Parker shared the news on a conference call yesterday (Sept. 25) with investors to discuss Nike’s strong recent earnings. “In the coming year, for the first time ever, Nike will bring digitally powered adjustable footwear to professional sports,” he said. He added that athletes had tested the new shoe over the summer, and that Nike will offer it “at more accessible price points and in greater quantities” than the previous version.

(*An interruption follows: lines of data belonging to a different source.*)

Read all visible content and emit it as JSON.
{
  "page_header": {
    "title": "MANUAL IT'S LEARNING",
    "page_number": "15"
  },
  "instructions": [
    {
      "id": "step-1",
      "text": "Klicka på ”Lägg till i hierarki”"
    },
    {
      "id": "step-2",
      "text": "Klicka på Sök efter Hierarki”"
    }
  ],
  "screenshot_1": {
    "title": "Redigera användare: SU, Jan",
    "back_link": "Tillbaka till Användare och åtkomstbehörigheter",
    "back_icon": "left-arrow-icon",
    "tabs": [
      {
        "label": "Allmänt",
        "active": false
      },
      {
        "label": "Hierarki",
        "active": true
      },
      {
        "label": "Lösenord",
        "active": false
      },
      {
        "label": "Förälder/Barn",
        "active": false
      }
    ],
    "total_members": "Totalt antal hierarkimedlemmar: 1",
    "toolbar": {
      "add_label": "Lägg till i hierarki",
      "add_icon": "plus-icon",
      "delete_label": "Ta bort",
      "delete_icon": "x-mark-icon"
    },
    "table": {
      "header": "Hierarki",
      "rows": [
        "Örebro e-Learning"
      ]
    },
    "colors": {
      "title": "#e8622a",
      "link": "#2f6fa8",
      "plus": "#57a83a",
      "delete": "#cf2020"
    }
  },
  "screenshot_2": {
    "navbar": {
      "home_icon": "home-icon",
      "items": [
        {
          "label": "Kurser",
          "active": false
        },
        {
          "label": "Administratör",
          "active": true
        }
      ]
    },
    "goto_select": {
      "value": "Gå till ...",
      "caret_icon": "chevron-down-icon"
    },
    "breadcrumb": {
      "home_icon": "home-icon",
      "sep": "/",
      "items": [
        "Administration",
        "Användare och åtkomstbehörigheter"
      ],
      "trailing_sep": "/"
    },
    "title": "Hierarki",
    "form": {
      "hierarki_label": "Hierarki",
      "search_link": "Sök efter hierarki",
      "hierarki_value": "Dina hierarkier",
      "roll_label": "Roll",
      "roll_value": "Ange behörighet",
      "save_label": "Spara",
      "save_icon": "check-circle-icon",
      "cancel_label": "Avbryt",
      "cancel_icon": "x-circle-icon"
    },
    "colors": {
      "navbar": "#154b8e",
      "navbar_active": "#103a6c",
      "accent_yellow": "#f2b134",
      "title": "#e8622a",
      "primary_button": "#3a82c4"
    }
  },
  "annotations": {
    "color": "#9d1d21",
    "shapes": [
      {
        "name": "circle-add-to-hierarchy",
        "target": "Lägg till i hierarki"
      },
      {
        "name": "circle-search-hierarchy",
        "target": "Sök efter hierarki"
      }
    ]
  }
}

As a performance platform, the goal of HyperAdapt isn’t really about whether or not it closes on its own. The real aim is a far better fit. The HyperAdapt 1.0 had digital sensors that detected tension and the volume of the foot inside it, and then automatically closed snugly around the foot to provide a secure, locked-in fit. The wearer could adjust it using buttons on the side of the sneaker. It was just the first step, though, toward Nike’s goal of creating a shoe that would adjust automatically, by tightening or loosening to accommodate changes in pressure or swelling in the foot during sports, in what it floridly called “an automated, nearly symbiotic relationship between the foot and shoe.”

Additional details about the new version of the shoe are still scarce, including what specific advances it makes toward the goal of an automatically adjusting shoe. Nike would not provide any further information.

While the next HyperAdapt is likely to still be expensive and not a giant release, it’s part of a broader push at Nike to increase its pace of innovation, which it says is helping getting the company back to growth position in North America, its largest and most important market. Nike struggled in the region at the end of 2017 and through the early part of 2018, but in the latest quarter saw its total North America sales rise almost 6%, while footwear in particular grew 5%.

The company is also now planning product releases ahead of the 2020 Tokyo Olympics. “That’s always a time where we showcase our innovation and the build up to the Olympics is an incredibly exciting time for Nike,” Parker said. “So, I guarantee you, we won’t disappoint with some of the things we have coming up, and you’ll start to see some of that ramp up over the next 12 to 18 months.”